I Hate Myself Because I'm Beautiful

By Joel Stein

Aside from last Tuesday, when my office VCR broke right before Timmy the Living Doll was knocked overboard from the prom boat on Passions, the worst part of my job is having my co-workers mock my wardrobe. My new sunglasses are somehow "too Ray Charles," my black T shirt is "too Bruce Vilanch" and my raincoat "too Statler Brothers."

So I was pretty surprised when I got my first modeling offer. It came from Chris Bagley, deputy editor of W magazine, who wanted me to pose in a fashion spread featuring members of the media. I was chosen because Chris and I had worked together, and he remembered I wore a size-40 jacket.

If I saw one of my friends in W, I would mock him until he cried littlegirly-fashion tears, though I would first have to find a good excuse for having read W, and my normal "It's at my barber's" wasn't going to cut it. I knew a photo shoot would involve random people touching me, which I have finally learned always sounds a lot better than it turns out. Besides, I'm not photogenic (see last week's issue, page 8). That's why TIME uses a drawing in the middle of this column instead of a picture. You cannot imagine how hideous Calvin Trillin is.

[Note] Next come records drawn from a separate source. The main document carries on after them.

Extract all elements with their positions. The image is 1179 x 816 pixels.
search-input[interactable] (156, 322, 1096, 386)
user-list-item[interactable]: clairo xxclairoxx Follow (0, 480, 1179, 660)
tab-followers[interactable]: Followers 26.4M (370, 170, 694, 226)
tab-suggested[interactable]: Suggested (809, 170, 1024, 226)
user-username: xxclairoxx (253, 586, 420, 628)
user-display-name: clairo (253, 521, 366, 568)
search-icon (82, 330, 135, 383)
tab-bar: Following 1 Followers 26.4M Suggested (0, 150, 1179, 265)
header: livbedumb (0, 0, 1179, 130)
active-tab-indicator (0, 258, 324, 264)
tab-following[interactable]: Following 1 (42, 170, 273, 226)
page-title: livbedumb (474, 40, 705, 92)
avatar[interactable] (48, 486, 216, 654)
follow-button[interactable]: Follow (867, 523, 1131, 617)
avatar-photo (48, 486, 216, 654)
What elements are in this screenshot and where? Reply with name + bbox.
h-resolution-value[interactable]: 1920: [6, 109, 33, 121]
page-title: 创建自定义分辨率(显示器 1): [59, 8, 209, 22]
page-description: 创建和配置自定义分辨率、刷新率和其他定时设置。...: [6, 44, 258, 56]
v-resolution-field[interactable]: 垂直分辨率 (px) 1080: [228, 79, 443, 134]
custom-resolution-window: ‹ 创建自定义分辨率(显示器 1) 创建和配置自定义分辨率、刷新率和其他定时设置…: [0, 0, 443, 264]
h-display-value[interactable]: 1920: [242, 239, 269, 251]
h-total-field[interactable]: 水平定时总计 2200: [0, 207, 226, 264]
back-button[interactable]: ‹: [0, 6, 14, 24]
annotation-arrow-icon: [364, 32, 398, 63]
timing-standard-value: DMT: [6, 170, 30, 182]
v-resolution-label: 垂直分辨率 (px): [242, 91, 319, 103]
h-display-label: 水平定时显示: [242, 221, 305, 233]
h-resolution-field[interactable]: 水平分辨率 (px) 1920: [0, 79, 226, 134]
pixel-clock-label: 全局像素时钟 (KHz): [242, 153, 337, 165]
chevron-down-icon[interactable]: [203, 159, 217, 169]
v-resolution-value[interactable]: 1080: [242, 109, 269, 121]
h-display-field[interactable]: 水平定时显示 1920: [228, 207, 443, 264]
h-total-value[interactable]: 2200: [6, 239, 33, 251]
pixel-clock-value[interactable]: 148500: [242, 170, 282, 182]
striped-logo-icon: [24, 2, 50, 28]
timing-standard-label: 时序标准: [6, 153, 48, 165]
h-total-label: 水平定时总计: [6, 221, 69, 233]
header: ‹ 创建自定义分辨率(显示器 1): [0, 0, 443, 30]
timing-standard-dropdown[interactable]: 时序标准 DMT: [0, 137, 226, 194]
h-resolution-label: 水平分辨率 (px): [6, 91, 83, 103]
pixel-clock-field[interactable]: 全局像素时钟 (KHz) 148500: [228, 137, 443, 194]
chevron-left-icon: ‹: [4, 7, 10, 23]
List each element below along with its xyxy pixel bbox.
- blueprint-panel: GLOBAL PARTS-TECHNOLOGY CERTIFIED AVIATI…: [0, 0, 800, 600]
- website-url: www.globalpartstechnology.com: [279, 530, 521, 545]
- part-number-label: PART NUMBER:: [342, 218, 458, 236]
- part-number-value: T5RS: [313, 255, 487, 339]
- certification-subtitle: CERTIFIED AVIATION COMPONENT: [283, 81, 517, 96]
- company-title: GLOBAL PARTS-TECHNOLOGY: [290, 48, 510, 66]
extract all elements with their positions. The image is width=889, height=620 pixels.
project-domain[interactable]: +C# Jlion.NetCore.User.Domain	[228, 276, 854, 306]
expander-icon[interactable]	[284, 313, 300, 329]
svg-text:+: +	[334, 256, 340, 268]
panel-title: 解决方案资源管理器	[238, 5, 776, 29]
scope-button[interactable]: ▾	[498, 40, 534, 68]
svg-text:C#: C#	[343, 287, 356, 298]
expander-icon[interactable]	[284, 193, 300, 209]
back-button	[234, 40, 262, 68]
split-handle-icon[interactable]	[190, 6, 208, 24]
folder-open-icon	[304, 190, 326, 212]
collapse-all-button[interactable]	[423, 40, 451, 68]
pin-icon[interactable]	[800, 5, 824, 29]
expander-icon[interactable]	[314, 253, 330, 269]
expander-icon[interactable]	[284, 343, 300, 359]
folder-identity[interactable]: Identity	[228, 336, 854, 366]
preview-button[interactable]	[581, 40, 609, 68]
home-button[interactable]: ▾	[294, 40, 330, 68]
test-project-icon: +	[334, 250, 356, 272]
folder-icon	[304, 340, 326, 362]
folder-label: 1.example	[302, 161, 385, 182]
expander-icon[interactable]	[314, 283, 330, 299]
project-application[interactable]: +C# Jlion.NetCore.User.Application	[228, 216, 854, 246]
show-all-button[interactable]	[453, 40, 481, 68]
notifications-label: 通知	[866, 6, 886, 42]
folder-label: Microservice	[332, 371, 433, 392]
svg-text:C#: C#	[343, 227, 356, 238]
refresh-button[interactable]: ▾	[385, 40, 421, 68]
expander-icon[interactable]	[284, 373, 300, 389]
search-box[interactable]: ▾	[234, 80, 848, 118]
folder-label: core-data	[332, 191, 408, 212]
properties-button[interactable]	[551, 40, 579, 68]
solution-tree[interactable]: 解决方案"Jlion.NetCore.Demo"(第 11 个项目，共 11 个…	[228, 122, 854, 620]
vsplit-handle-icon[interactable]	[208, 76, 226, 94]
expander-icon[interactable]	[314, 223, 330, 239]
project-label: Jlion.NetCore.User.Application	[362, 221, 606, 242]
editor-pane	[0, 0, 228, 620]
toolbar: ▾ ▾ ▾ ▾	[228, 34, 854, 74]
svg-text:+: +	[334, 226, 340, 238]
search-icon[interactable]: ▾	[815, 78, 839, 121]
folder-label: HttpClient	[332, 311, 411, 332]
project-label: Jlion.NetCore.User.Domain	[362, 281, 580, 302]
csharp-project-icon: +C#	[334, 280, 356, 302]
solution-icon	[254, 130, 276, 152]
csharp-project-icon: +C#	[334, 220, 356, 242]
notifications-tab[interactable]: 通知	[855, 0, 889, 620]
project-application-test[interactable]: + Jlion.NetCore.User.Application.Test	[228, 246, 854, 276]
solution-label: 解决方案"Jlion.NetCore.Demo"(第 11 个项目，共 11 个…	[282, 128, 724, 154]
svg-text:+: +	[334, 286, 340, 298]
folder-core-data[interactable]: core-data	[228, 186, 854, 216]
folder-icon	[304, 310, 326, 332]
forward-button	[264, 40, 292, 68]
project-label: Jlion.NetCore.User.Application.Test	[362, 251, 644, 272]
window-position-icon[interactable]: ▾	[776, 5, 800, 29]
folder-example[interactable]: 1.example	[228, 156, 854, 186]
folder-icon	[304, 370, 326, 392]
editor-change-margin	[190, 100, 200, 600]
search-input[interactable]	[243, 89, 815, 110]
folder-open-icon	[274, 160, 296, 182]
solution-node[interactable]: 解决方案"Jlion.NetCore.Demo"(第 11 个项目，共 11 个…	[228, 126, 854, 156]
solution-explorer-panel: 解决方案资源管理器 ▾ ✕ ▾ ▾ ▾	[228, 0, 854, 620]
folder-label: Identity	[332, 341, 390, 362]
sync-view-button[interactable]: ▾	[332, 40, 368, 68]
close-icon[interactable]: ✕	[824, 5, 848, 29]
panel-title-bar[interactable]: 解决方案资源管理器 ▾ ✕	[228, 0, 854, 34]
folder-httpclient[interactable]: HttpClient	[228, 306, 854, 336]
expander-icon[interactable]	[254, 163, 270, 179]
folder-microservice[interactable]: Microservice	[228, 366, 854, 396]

For those of you who don't know what W is because you are normal, it is an oversize, snotty fashion magazine. The June issue ran this tidbit: "Those adorable newlyweds Vanessa and Bill Getty hosted a gala wine tasting and auction at the St. Francis Hotel with the swell crowd invited"--just a page away from a picture of someone named Muffy Potter Ashton. I mock the magazine partly because I figure if I make the editors mad enough, they will cut me from the spread and no one will have to see the pictures of me. But mostly because it sucks.

At the shoot, a stylist brought me into the wardrobe room, which, I noticed nervously, was full of shoes that didn't have laces. He was joined by two female interns. As I stripped down to my boxers, I couldn't help feeling like a piece of meat. A piece of meat that neither of the women was looking at despite my repeated exclamations of "Those sit-ups really do pay off!" and "For the love of God, look at me!"

The stylist gave me a red turtleneck, a custom-made black corduroy suit and boots whose toes actually came to a point. I wondered what purpose these pictures would serve. Would a reader really think, If Joel Stein is wearing an $800 turtleneck and a $5,000 corduroy suit, then I'd better get me some?

The photographer, Walter Chin, who parked his Ferrari inside the building, told me to take my glasses off. This gave me a blank, squinty, confused look. "Perfect! Beautiful! Stay there!" he yelled, snapping away. I started to take my shirt off until he motioned me to stop. I watched a lot of Cinemax growing up.

In 10 minutes it was over, and I had nothing to show for it except the satisfaction of having sweated excessively on some very expensive clothes. Journalists, after all, are supposed to be ink-stained wretches, not to appear on MTV and marry Sharon Stone. At least that's what I want my colleagues to think. That way I can get all the attention.